Mumbai: The rupee fell past 43 a dollar for the first time in more than 13 months on Thursday, 22 May, taking its losses in 2008 to nearly 9% as record crude prices heightened concerns of a worsening trade deficit.
India imports 70% of its oil and refiners are the biggest buyers of dollars, with their demand tending to peak at month-end.
Support for the rupee has already been weakened by foreigners turning net sellers of stocks in 2008, after record buying last year, and worries over slowing growth have also weighed.
At 10:52am, the partially convertible rupee was at 43.18/19 per dollar, its weakest since 6 April 2007, and 0.8% weaker than the previous close of 42.83/84.
The rupee has fallen more than 6% so far in May and 8.8% this year, to be one of the the weakest currencies in Asia. It rose more than 12% against the greenback in 2007.
“The rupee’s fall is because of oil hitting a new record and markets expecting stock markets to fall sharply, which may affect capital inflows,” said Roy Paul, assistant general manager at Federal Bank in Kochi.
Oil surged to a record high of above $135 on Thursday and analysts expect the rupee to weaken further to reflect the widening trade gap.
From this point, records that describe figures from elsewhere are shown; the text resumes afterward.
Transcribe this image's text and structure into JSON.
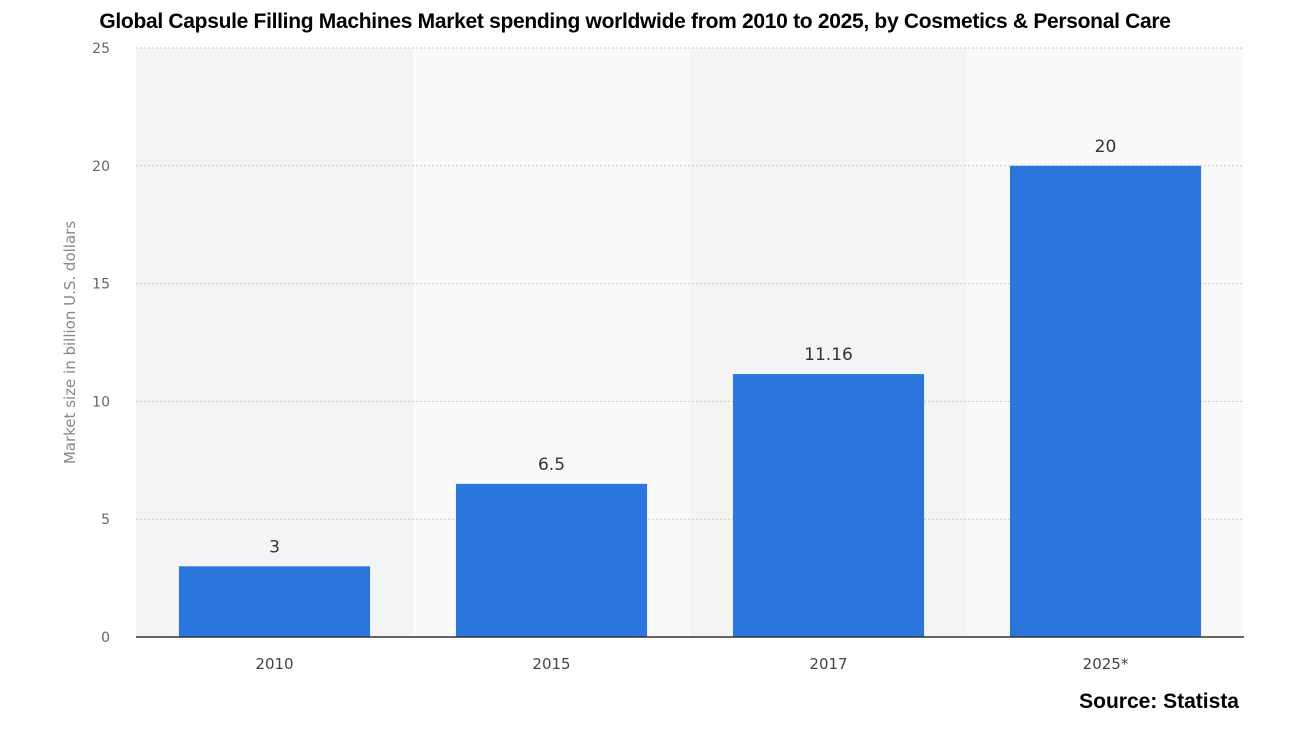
{
  "chart_data": {
    "type": "bar",
    "title": "Global Capsule Filling Machines Market spending worldwide from 2010 to 2025, by Cosmetics & Personal Care",
    "xlabel": "",
    "ylabel": "Market size in billion U.S. dollars",
    "categories": [
      "2010",
      "2015",
      "2017",
      "2025*"
    ],
    "values": [
      3,
      6.5,
      11.16,
      20
    ],
    "data_labels": [
      "3",
      "6.5",
      "11.16",
      "20"
    ],
    "ylim": [
      0,
      25
    ],
    "yticks": [
      0,
      5,
      10,
      15,
      20,
      25
    ],
    "grid": true,
    "bar_color": "#2a76dd",
    "source": "Source: Statista"
  }
}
Oil imports rose by more than a third in 2007-08 because of high prices, and the trade deficit has also widened by a similar percentage.
Foreign flows in the stock market, a key influence on the rupee, have turned around this year, with net outflows of $2.7 billion this year after record inflows of $17.4 billion in 2007.
The Sensex fell 2% in morning trade. It is down more than 16% this year, after rising 47% last year.